RUSH: Well, it’s a good framework. If you’re sick, stay home. If you’re vulnerable, stay home. If you’re not, get out and go to work. Look, I’m all for the task force, but I have a bugaboo about bureaucracies. And reopening the United States economy in a general sense should not be hard. But we’re gonna make it complicated, we’re gonna make it complex because we’re gonna plug so many different variables into it. And maybe some of them are justified. Should we reopen in these areas first with this age-group first, with these industries first? I can understand that.

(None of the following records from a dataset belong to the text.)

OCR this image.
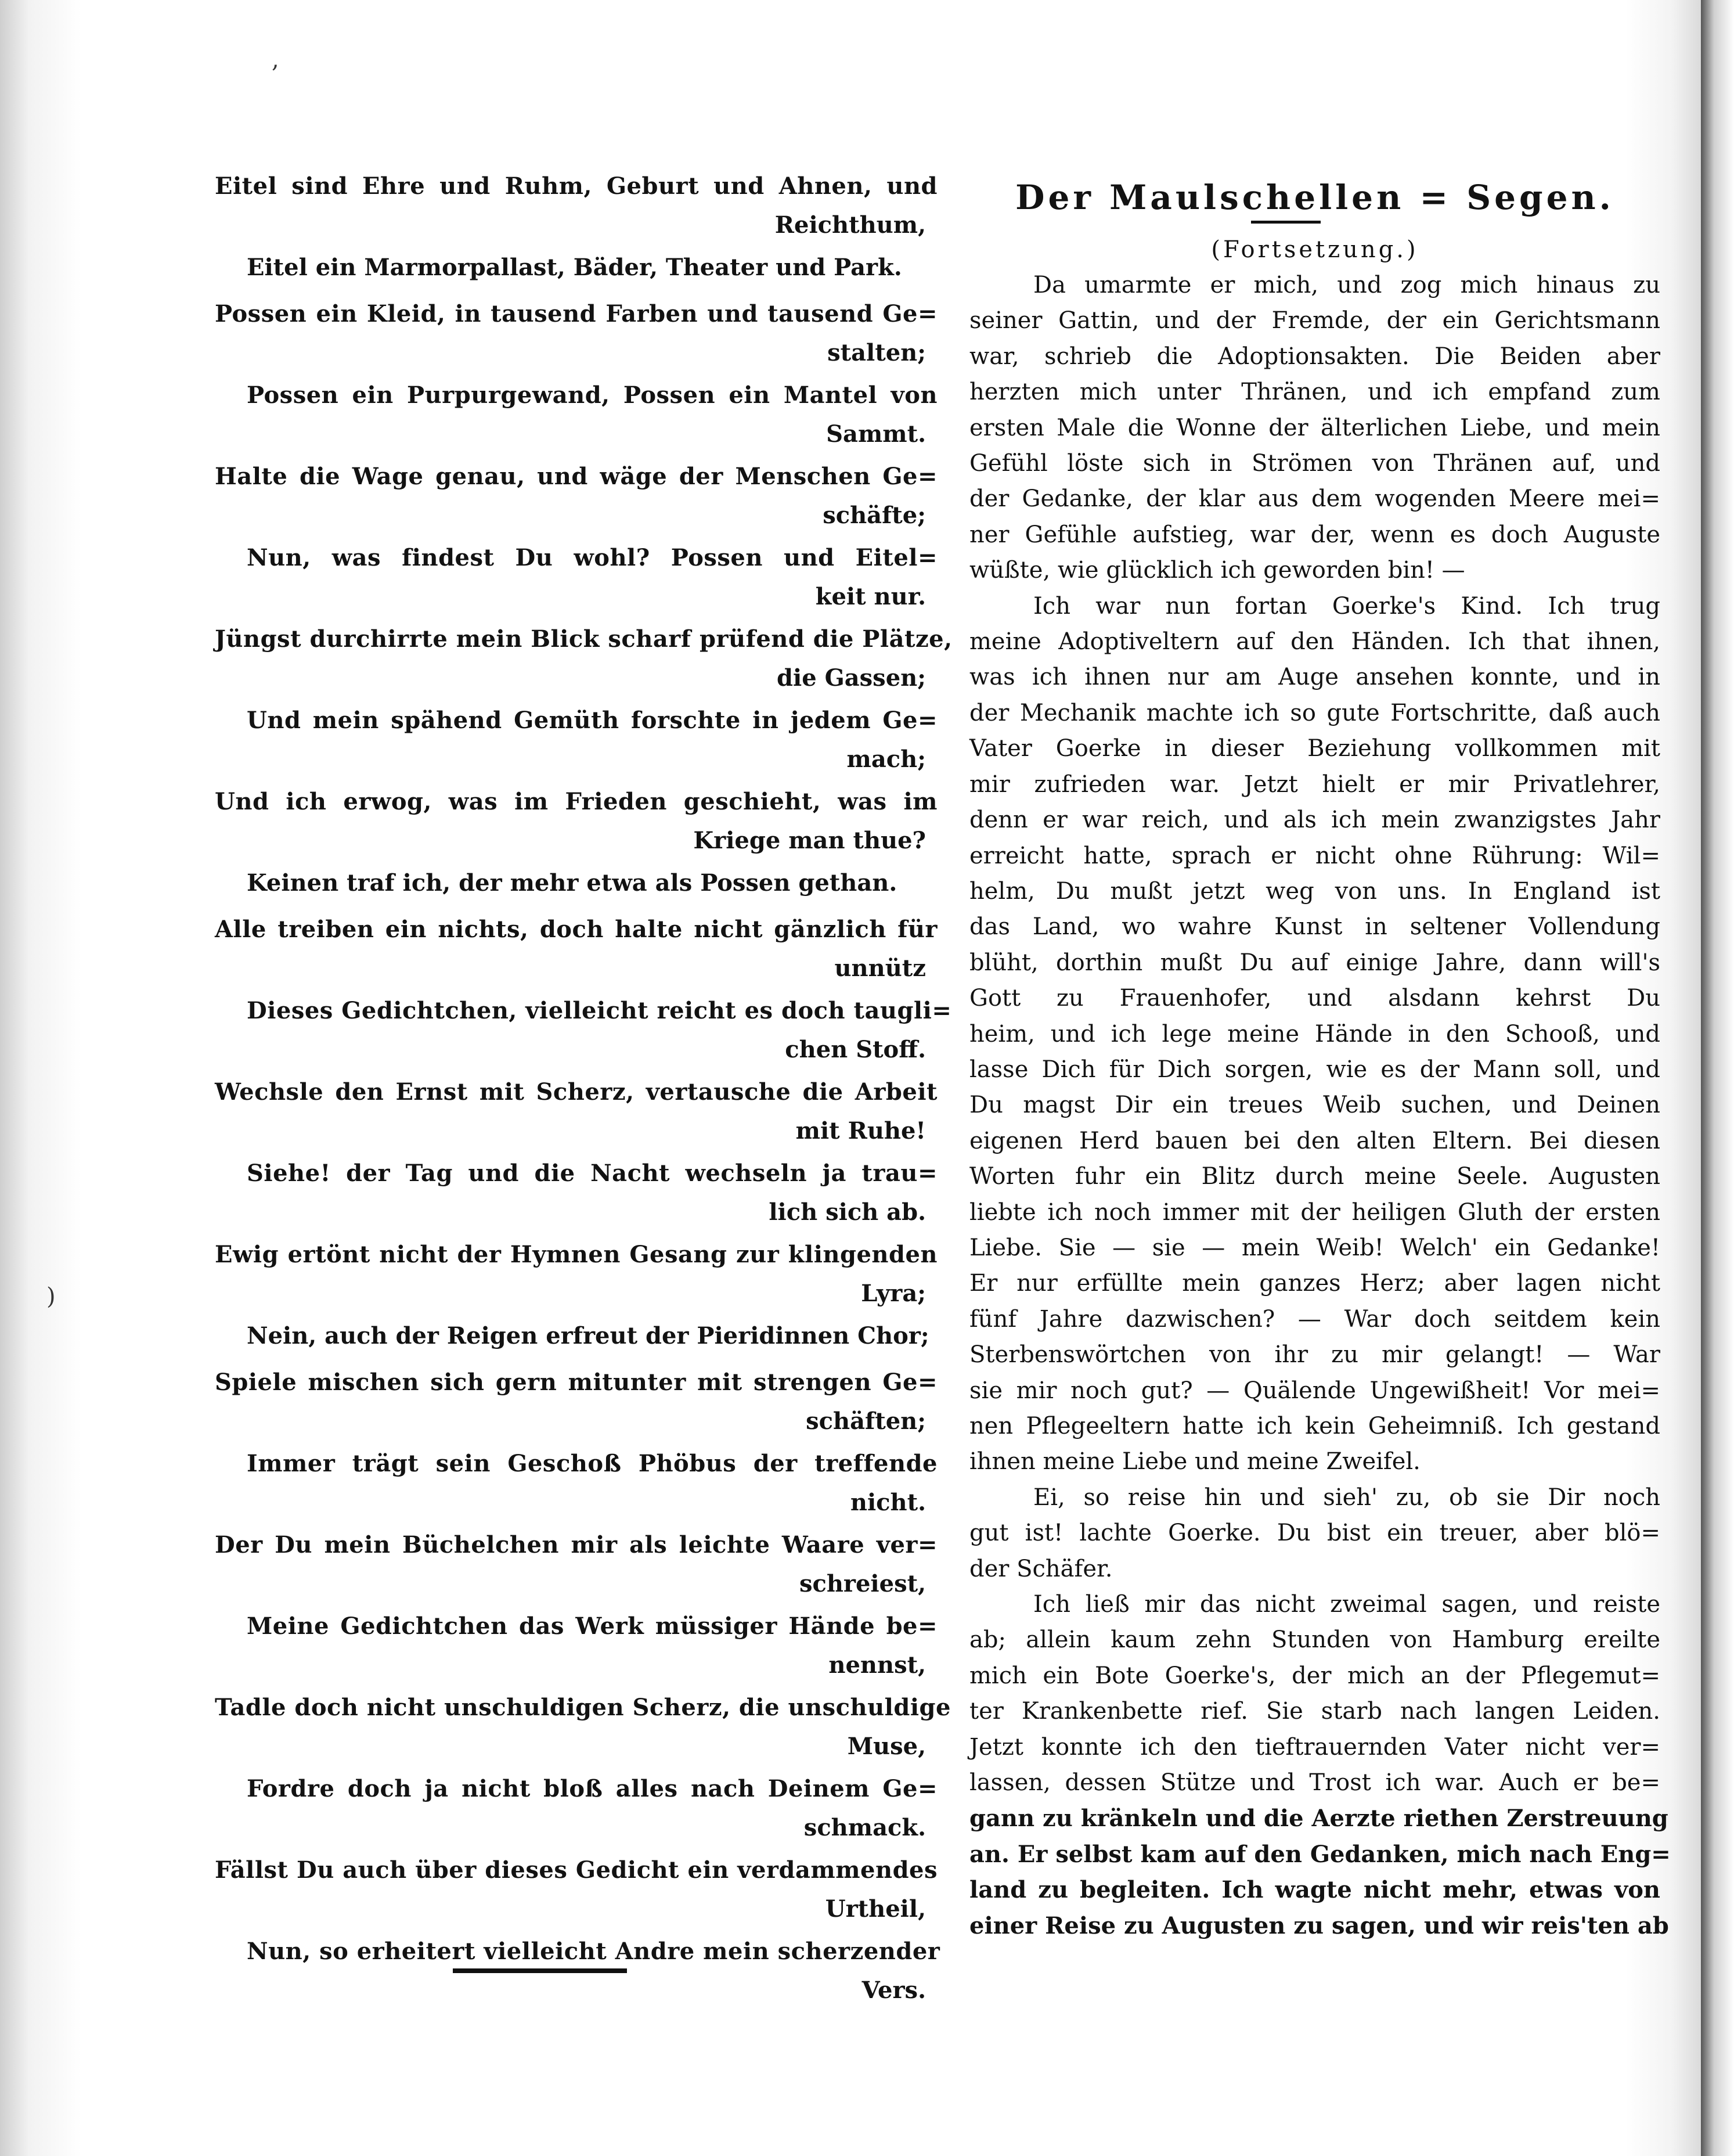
Eitel sind Ehre und Ruhm, Geburt und Ahnen, und
Reichthum,
Eitel ein Marmorpallast, Bäder, Theater und Park.
Possen ein Kleid, in tausend Farben und tausend Ge=
stalten;
Possen ein Purpurgewand, Possen ein Mantel von
Sammt.
Halte die Wage genau, und wäge der Menschen Ge=
schäfte;
Nun, was findest Du wohl? Possen und Eitel=
keit nur.
Jüngst durchirrte mein Blick scharf prüfend die Plätze,
die Gassen;
Und mein spähend Gemüth forschte in jedem Ge=
mach;
Und ich erwog, was im Frieden geschieht, was im
Kriege man thue?
Keinen traf ich, der mehr etwa als Possen gethan.
Alle treiben ein nichts, doch halte nicht gänzlich für
unnütz
Dieses Gedichtchen, vielleicht reicht es doch taugli=
chen Stoff.
Wechsle den Ernst mit Scherz, vertausche die Arbeit
mit Ruhe!
Siehe! der Tag und die Nacht wechseln ja trau=
lich sich ab.
Ewig ertönt nicht der Hymnen Gesang zur klingenden
Lyra;
Nein, auch der Reigen erfreut der Pieridinnen Chor;
Spiele mischen sich gern mitunter mit strengen Ge=
schäften;
Immer trägt sein Geschoß Phöbus der treffende
nicht.
Der Du mein Büchelchen mir als leichte Waare ver=
schreiest,
Meine Gedichtchen das Werk müssiger Hände be=
nennst,
Tadle doch nicht unschuldigen Scherz, die unschuldige
Muse,
Fordre doch ja nicht bloß alles nach Deinem Ge=
schmack.
Fällst Du auch über dieses Gedicht ein verdammendes
Urtheil,
Nun, so erheitert vielleicht Andre mein scherzender
Vers.
Der Maulschellen = Segen.
(Fortsetzung.)
Da umarmte er mich, und zog mich hinaus zu
seiner Gattin, und der Fremde, der ein Gerichtsmann
war, schrieb die Adoptionsakten. Die Beiden aber
herzten mich unter Thränen, und ich empfand zum
ersten Male die Wonne der älterlichen Liebe, und mein
Gefühl löste sich in Strömen von Thränen auf, und
der Gedanke, der klar aus dem wogenden Meere mei=
ner Gefühle aufstieg, war der, wenn es doch Auguste
wüßte, wie glücklich ich geworden bin! —
Ich war nun fortan Goerke's Kind. Ich trug
meine Adoptiveltern auf den Händen. Ich that ihnen,
was ich ihnen nur am Auge ansehen konnte, und in
der Mechanik machte ich so gute Fortschritte, daß auch
Vater Goerke in dieser Beziehung vollkommen mit
mir zufrieden war. Jetzt hielt er mir Privatlehrer,
denn er war reich, und als ich mein zwanzigstes Jahr
erreicht hatte, sprach er nicht ohne Rührung: Wil=
helm, Du mußt jetzt weg von uns. In England ist
das Land, wo wahre Kunst in seltener Vollendung
blüht, dorthin mußt Du auf einige Jahre, dann will's
Gott zu Frauenhofer, und alsdann kehrst Du
heim, und ich lege meine Hände in den Schooß, und
lasse Dich für Dich sorgen, wie es der Mann soll, und
Du magst Dir ein treues Weib suchen, und Deinen
eigenen Herd bauen bei den alten Eltern. Bei diesen
Worten fuhr ein Blitz durch meine Seele. Augusten
liebte ich noch immer mit der heiligen Gluth der ersten
Liebe. Sie — sie — mein Weib! Welch' ein Gedanke!
Er nur erfüllte mein ganzes Herz; aber lagen nicht
fünf Jahre dazwischen? — War doch seitdem kein
Sterbenswörtchen von ihr zu mir gelangt! — War
sie mir noch gut? — Quälende Ungewißheit! Vor mei=
nen Pflegeeltern hatte ich kein Geheimniß. Ich gestand
ihnen meine Liebe und meine Zweifel.
Ei, so reise hin und sieh' zu, ob sie Dir noch
gut ist! lachte Goerke. Du bist ein treuer, aber blö=
der Schäfer.
Ich ließ mir das nicht zweimal sagen, und reiste
ab; allein kaum zehn Stunden von Hamburg ereilte
mich ein Bote Goerke's, der mich an der Pflegemut=
ter Krankenbette rief. Sie starb nach langen Leiden.
Jetzt konnte ich den tieftrauernden Vater nicht ver=
lassen, dessen Stütze und Trost ich war. Auch er be=
gann zu kränkeln und die Aerzte riethen Zerstreuung
an. Er selbst kam auf den Gedanken, mich nach Eng=
land zu begleiten. Ich wagte nicht mehr, etwas von
einer Reise zu Augusten zu sagen, und wir reis'ten ab
,
)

I wish that we could just say this is over and everybody back to work tomorrow. Manage as best you can. That’s my dream. That’s gonna require a vaccine. We don’t have a vaccine. We may never have a vaccine. The next thing is herd immunity. But there are so many people opposed to herd immunity that even if we achieve it they may deny that we have achieved it. But herd immunity I believe is what explains the relatively few numbers in California compared to say New York or other places.

But it’s time to get going on this, regardless how it’s done. There need to be some ideas put forth that people can support or not. But the effort needs to get serious. It needs to move beyond the talk phase now. There needs to be some action here, because the longer this goes without action, the longer we’re gonna be shut down.